Read down columns — does each priority have numbers, activities, tech, forces, and data aligned? If not, it's a wish.
Read across rows — are your numbers consistent? Do your activities match your tech investments?
Find the empty cells — that's where the risk lives. Every blank is an unasked question.
Alignment Signals
| Signal | What It Means |
|---|---|
| Columns align | Priority has a coherent plan |
| Rows contradict | Priorities compete for the same resources |
| Cells are empty | You haven't done the thinking yet |
| Sort order unanimous | Real consensus — rare and valuable |
| Sort order split | The real conversation starts here |
From Exercise to Product
The card sort is the manual version of the Prompt Deck product. The product digitises the exercise:
| Manual (cards) | Digital (product) |
|---|---|
| Cards on a table | PromptDeck slides on screen |
| Sort by hand | Drag to reorder |
| Grid on whiteboard | Persistent 5x5 grid |
| Photograph the result | Snapshots track evolution |
| Repeat next quarter | Weekly return loop compounds |
Context
- Prompt Deck Component — The digital instrument: five slides, claims, tables, depth links
- Prompt Deck PRD — The product that makes this exercise persistent and compounding
- Presenting — The discipline this exercise inverts
- Consulting Playbook — The diagnostic the card sort delivers
- The Tight Five — The 5-position pattern behind the cards
- Matrix Thinking — Empty cells manufacture the space where insight lives
- Business Development — The plan this exercise informs
Questions
When stakeholders sort the same five cards into different orders, is the disagreement the problem — or the most valuable output?

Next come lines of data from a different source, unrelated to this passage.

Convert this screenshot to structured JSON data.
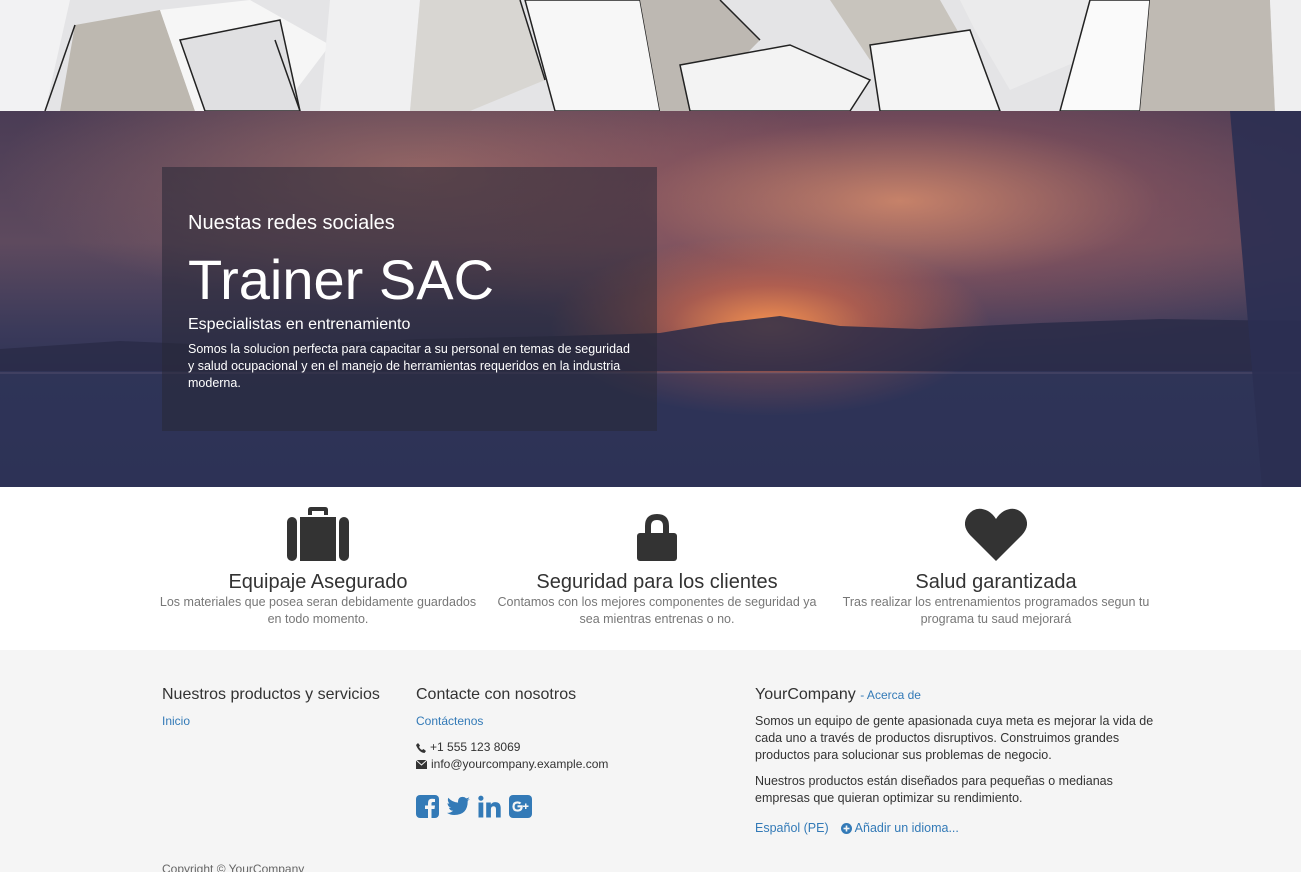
{
  "hero": {
    "kicker": "Nuestas redes sociales",
    "title": "Trainer SAC",
    "subtitle": "Especialistas en entrenamiento",
    "text": "Somos la solucion perfecta para capacitar a su personal en temas de seguridad y salud ocupacional y en el manejo de herramientas requeridos en la industria moderna."
  },
  "features": [
    {
      "icon": "briefcase-icon",
      "title": "Equipaje Asegurado",
      "text": "Los materiales que posea seran debidamente guardados en todo momento."
    },
    {
      "icon": "lock-icon",
      "title": "Seguridad para los clientes",
      "text": "Contamos con los mejores componentes de seguridad ya sea mientras entrenas o no."
    },
    {
      "icon": "heart-icon",
      "title": "Salud garantizada",
      "text": "Tras realizar los entrenamientos programados segun tu programa tu saud mejorará"
    }
  ],
  "footer": {
    "products": {
      "heading": "Nuestros productos y servicios",
      "link": "Inicio"
    },
    "contact": {
      "heading": "Contacte con nosotros",
      "link": "Contáctenos",
      "phone": "+1 555 123 8069",
      "email": "info@yourcompany.example.com",
      "social_icons": [
        "facebook-icon",
        "twitter-icon",
        "linkedin-icon",
        "google-plus-icon"
      ]
    },
    "about": {
      "company": "YourCompany",
      "about_link": "- Acerca de",
      "para1": "Somos un equipo de gente apasionada cuya meta es mejorar la vida de cada uno a través de productos disruptivos. Construimos grandes productos para solucionar sus problemas de negocio.",
      "para2": "Nuestros productos están diseñados para pequeñas o medianas empresas que quieran optimizar su rendimiento.",
      "language": "Español (PE)",
      "add_language": "Añadir un idioma..."
    },
    "copyright": "Copyright © YourCompany"
  },
  "colors": {
    "link": "#337ab7",
    "icon": "#333333",
    "footer_bg": "#f5f5f5"
  }
}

- What happens when you run the exercise quarterly and the sort order hasn't changed — is that alignment or stagnation?
- If one sentence per cell is the rule, what thinking are you skipping when you need a paragraph?
- The empty cell is an unasked question. How many of your current priorities have empty cells you've never noticed?
- At what point does the facilitator's framing of the cards predetermine the sort — and how do you prevent it?